To apply for food stamps, you must be a United States citizen. There are other requirements, but the main concern is income. What matters is not how much you take home, but rather how much you make before taxes.
If you are a single person, you can't make more than $1,127 a month. For a family of four, the limit is $2,297 a month. If you are under that amount, the food stamp debit card can buy anything edible and is accepted across the U.S.
For Moore, food stamps may only mean a few more dollars a month, but these days, he said, every penny counts.
"I know my friends and family, they're paychecks have only gone up 10 cents.
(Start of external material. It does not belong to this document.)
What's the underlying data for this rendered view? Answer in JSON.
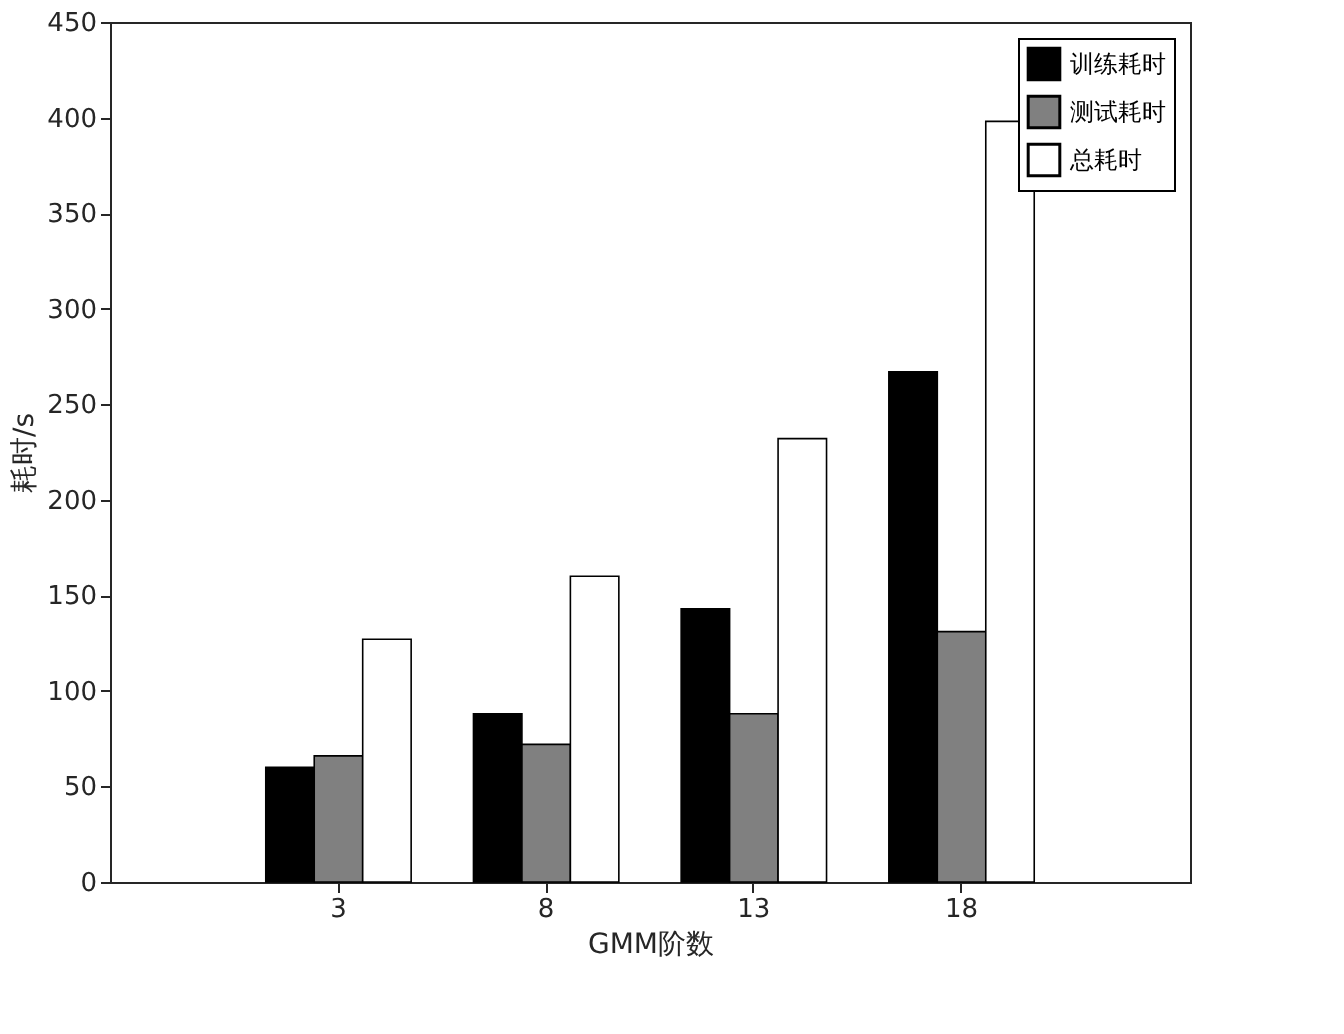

Yet inflation of prices in this economy has gone up and up," Moore said. "I've really never experienced it like this before, so I don't know if it's a recession or just a change in times."
The slow economy has also brought changes to food stamp requirements. Last year, a single person who didn't have a job, but who was physically able to work, was only eligible for food stamps for three months in a 36-month period unless the person was working at least 20 hours each week. That requirement has since been waived. Now, if you are single and between the ages of 18 and 49, there is no work stipulation.
If you don't qualify for food stamps, there are other community-outreach programs that may be able to help.
"I admire anyone who sees a need and does something about it, and with the economy the way it is, we all have a need and that's what we look for to help someone. And if we can feed one family along the way, then our work will not be in vain," Davis-Boyd said.
Last year, a state audit showed more needed to be done to cut out food stamp fraud. Officials with the Department of Social Services say they are working to do that.